Alison Graham is a hearing instrument practitioner at Connect Hearing in Victoria, British Columbia. She lost her hearing when she was three years old and was fitted with her first hearing aid when she was four years old.
Graham recently spoke with our blog team about her life, how things have changed, and the joy she gets helping people in the community.
Connect Hearing: Your job sounds really interesting!
Graham: Yes! It’s just so gratifying. Communication is such a big part of people's lives and to know that I’ve played a big part helping people communicate better, especially having experienced those challenges myself, is just really rewarding. I just can’t think of another job that would be as rewarding as this one.
Connect Hearing: What were some of the challenges you faced growing up?
Graham: I grew up in rural Ontario. For one thing, we didn’t have the services, and two, we didn’t have the awareness. At that time it was either you become vocal, or you do sign language. There weren’t many options in between. Hearing loss didn’t become a real issue for me until I started to explore my post-secondary education going into college and university. It was very challenging because I didn’t know where to go for resources.
Connect Hearing: What did you do?
Graham: I was really lucky because it was actually George Brown College that I went to and I was really lucky that George Brown had the Hearing Instrument Specialist course. They also had an excellent disability department. They really specialize in dealing with the deaf and hard-of-hearing and they provided a note taker for the classroom. I have a lot of friends who wear hearing aids, and a lot of them have no post-secondary education because the services just were not easily accessible.
Connect Hearing: Would you say things have improved?

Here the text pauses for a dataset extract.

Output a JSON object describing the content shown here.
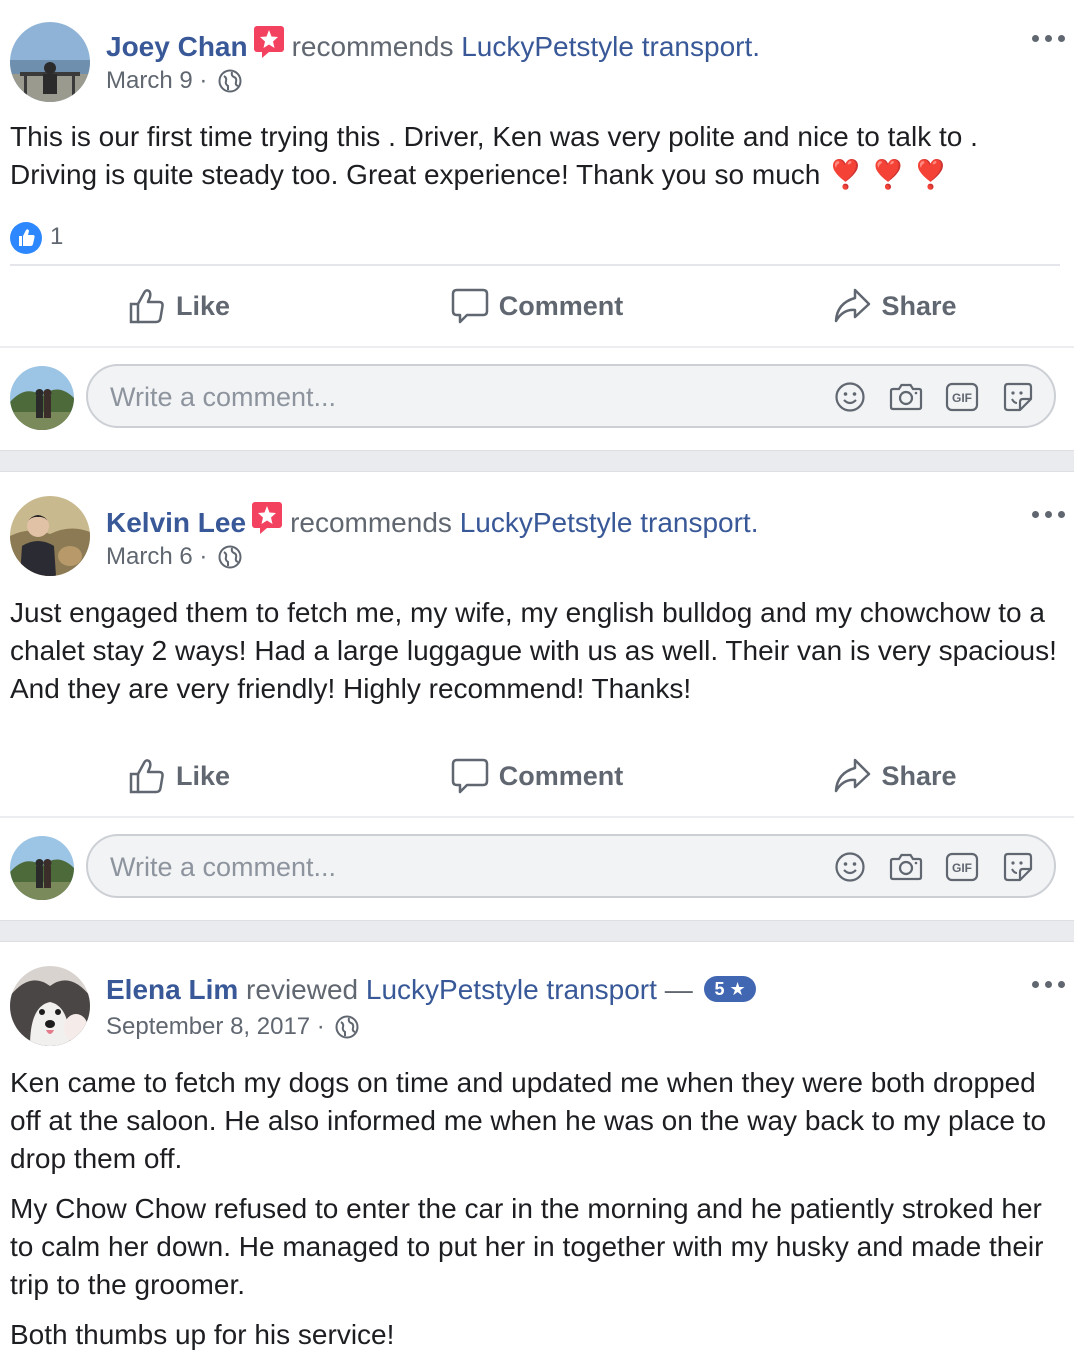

Graham: There’s still a lot of work to be done. I think we’ve improved by taking away much of the stigma of hearing loss, and with iPhones and iPads, technology today is current, trendy; it's just our way of life now where before it was not. So people now are a lot more open to the idea of using hearing aids. If anything, people find it interesting.
Connect Hearing: So technology has made it easier, especially for young people?
Graham: I think it’s a lot easier in some ways, and I think it still presents challenges in other ways. I think it’s easier because we have technology now. I mean now you can FaceTime with someone to have a conversation. So if you have hearing loss and wear a hearing aid, you can easily read their visual cues or read lips. That makes it a lot easier. It still doesn’t change the fact that hearing loss still makes communicating difficult. What is easy for some people isn’t for others. But I think that slowly we’re getting to a better place.
Connect Hearing: Can you talk about some of the people you have helped?
There was a young woman, probably in her forties. She had tried hearing aids years ago in her early twenties and they just weren’t successful for her -- she felt it didn’t do much. She didn’t get any of the follow-up care. So she still had these hearing aids she would put on from time to time. She actually saw my interview on television and her husband said, 'Why don’t you go in and talk to her?' So she came in reluctantly. We talked for quite a long time, and I managed to get some hearing aids on her and right away she immediately broke down crying. She was able to hear the conversations. Her work, relationships improved. Her husband came in a few days after that and dropped off a massive bouquet of flowers and said this has been life changing for her. That was a really special moment.